Мэтр догадался, к чему тот клонит. Взял у него рукопись, попытался ее читать, но это оказалось почти невозможным, настолько этот текст был путан и безграмотен. Однако выяснилось, что автор уже пристроил рукопись в издательство. Он и предложил Мэтру пойти на работу в это издательство с тем, чтобы в качестве редактора заняться рукописью. Это было для Мэтра спасением. Всю книгу, от строки до строки, переписал он наново, ввел в нее и свою интригу и своих героев.

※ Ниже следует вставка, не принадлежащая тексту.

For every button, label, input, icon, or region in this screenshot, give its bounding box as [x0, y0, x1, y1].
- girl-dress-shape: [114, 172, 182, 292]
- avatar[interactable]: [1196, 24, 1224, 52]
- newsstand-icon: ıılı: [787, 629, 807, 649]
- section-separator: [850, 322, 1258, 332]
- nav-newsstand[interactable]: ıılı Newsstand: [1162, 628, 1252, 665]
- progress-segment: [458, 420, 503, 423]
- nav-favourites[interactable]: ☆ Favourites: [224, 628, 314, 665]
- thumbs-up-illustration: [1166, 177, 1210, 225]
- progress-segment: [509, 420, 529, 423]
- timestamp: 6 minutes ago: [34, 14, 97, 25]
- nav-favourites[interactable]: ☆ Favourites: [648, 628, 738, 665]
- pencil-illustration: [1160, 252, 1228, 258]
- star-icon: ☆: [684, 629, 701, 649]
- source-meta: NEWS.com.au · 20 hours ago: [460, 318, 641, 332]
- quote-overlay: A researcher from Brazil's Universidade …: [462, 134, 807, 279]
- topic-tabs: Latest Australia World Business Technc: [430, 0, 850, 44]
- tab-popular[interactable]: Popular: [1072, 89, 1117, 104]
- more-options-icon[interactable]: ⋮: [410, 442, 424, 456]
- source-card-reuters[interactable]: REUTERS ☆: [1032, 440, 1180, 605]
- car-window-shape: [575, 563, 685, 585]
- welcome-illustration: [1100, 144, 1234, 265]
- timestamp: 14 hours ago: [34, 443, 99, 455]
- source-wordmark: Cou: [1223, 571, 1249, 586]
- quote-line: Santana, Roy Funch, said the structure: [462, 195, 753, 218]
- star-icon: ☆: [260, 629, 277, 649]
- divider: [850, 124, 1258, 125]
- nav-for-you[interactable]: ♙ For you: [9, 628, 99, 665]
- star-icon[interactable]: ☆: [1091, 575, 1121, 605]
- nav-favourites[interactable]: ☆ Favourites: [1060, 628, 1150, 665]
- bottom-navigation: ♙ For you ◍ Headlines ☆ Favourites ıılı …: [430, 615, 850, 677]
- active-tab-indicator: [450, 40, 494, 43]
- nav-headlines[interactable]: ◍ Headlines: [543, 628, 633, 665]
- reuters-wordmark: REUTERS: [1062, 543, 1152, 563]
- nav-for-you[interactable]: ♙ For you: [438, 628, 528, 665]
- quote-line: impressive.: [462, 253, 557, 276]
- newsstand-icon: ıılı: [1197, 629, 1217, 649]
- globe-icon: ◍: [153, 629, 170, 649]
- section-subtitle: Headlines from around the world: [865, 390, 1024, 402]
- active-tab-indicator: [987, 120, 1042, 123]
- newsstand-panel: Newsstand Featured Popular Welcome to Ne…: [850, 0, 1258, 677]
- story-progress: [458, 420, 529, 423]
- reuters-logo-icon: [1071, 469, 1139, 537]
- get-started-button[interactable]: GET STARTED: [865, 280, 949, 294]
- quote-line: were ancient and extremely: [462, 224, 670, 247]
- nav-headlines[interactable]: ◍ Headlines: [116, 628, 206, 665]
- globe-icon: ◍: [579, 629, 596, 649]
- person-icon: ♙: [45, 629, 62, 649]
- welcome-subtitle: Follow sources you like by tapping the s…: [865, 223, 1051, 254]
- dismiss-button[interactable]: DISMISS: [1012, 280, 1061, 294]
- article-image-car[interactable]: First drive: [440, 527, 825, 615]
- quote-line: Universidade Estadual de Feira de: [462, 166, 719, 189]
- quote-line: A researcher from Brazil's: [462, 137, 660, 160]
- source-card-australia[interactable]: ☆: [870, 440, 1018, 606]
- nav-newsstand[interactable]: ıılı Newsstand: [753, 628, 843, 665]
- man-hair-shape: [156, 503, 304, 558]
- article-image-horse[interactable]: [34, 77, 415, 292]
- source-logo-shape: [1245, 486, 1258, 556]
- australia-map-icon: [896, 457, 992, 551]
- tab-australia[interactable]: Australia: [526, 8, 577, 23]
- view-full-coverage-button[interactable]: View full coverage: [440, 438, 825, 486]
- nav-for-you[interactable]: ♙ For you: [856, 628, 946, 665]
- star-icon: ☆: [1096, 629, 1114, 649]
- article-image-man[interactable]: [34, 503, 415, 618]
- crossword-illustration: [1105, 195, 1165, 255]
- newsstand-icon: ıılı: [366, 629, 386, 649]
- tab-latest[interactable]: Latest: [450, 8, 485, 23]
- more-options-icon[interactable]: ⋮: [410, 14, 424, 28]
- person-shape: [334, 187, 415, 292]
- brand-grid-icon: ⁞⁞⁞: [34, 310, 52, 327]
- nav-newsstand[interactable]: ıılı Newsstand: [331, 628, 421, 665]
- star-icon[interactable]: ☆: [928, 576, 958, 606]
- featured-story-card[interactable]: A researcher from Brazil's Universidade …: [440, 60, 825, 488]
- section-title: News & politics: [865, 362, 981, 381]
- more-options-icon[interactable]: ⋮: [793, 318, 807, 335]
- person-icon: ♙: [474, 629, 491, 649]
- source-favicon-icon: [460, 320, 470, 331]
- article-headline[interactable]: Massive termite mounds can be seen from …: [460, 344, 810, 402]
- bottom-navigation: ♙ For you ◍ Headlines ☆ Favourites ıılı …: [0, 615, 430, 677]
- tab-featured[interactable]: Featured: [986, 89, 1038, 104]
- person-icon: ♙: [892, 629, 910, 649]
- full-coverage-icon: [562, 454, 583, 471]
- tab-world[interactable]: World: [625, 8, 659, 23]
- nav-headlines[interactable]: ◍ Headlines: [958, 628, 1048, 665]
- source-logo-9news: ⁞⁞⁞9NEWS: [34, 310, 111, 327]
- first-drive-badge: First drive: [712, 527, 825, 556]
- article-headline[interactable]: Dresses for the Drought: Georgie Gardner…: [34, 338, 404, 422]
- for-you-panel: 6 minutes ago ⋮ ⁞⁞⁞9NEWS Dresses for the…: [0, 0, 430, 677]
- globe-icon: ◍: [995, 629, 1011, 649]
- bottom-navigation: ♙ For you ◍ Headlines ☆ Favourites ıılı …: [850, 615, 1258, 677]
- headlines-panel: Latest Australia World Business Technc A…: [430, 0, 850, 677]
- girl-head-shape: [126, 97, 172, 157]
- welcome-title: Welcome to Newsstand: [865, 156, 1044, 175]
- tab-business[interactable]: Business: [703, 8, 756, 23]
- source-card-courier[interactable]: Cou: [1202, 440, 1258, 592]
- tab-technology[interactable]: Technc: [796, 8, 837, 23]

Так и появился еще один советский писатель — бывший крестьянин, потом рабочий и партийный работник. Книга сразу его вознесла: ведь для писателя партбилет и пролетарское прошлое нужны не меньше, чем для директора завода или наркома. Потом написал он еще что-то — уже про строительство Уральского комбината. Редактировал эту книгу кто-то другой. В войну он писал патриотические очерки и рассказы и нынче стал очень большим человеком в Союзе писателей.
— Теперь понимаешь, — спросил меня Мэтр, — как ему хочется засадить меня, — чтобы даже имя мое исчезло? Но то ли побаивается чего-то, то ли свой у него расчет, — я и сам не знаю…
— Не может быть! — кричу я. — Этот краснорожий боров?! Он и есть тот, о ком вы рассказали?
— О Боже мой, мальчик, конечно, он. Только он не боров, а сука: он педераст.
…Той ночью вот так же, как мы с тобой, Леня, — я и Мэтр долго не ложились. С одной только разницей, что я сейчас говорю, — говорю и, честное слово, понятия не имею, когда остановлюсь — может быть, ты меня остановишь? Нет? — ну, как хочешь, спасибо, так уж, значит, сегодня выпало, что мне говорить — тебе слушать; а в тот раз, когда мы сидели с Мэтром, слушал я. А Мэтр говорил. Я бы мог пересказать точно — о чем говорил мне Мэтр, но это ни к чему, да и полночи у нас на это ушло бы, а, в общем-то, все сводилось вот к чему: печалился он об этой самой «горькой судьбе поэзии нашей». Я робко спросил, можно ли послушать его стихи, и он стал читать и свое самое раннее, и времен конструктивизма, и грустные поэмы тридцатых годов, — эти его вещи, кажется, и по сей день остались неопубликованными… Потом спохватился, что закормил меня своими стихами, «а ты говорил, что и классиков не знаешь, так слушай же… Начнем с Баратынского». Он читал два-три стихотворения, коротко объявлял новое имя. снова декламировал, и так он представил мне целую антологию русских поэтов. От него впервые услышал я имена Полонского, Аполлона Григорьева, Анненского, не говоря уж о Бальмонте, Белом, Цветаевой… Были стихи Пастернака, Ахматовой, Хлебникова, — я утонул в этом потоке прекрасных, возвышенных слов.
Хотя я никогда специально и не задумывался над этим, но, как я уже говорил, из школы я вынес представление, будто в русской поэзии после того же Некрасова и вплоть до Маяковского — «основоположника», «лучшего и достойнейшего», «великого советского поэта» и прочая, и прочая — простиралась зияющая бездна, подобная той, какая пролегла в культуре Европы между античностью и ренессансом. И вот эта бездна разом для меня осветилась, я увидел, что там — океан и прекрасные земли, и так они манят, влекут меня, завораживают!..
На следующий день, к вечеру, стоя у подножки автобуса, который вот-вот должен был увезти писателей, мы с Мэтром попрощались. Он диктовал мне свой московский адрес, велел писать письма и присылать стихи.
— Что вы говорите — стихи! — отмахнулся я. — Стыдно теперь дрянь-то такую сочинять. Я, наверно, попрошусь из газеты. Вон стройбат — дом строят, буду лучше кирпичи таскать.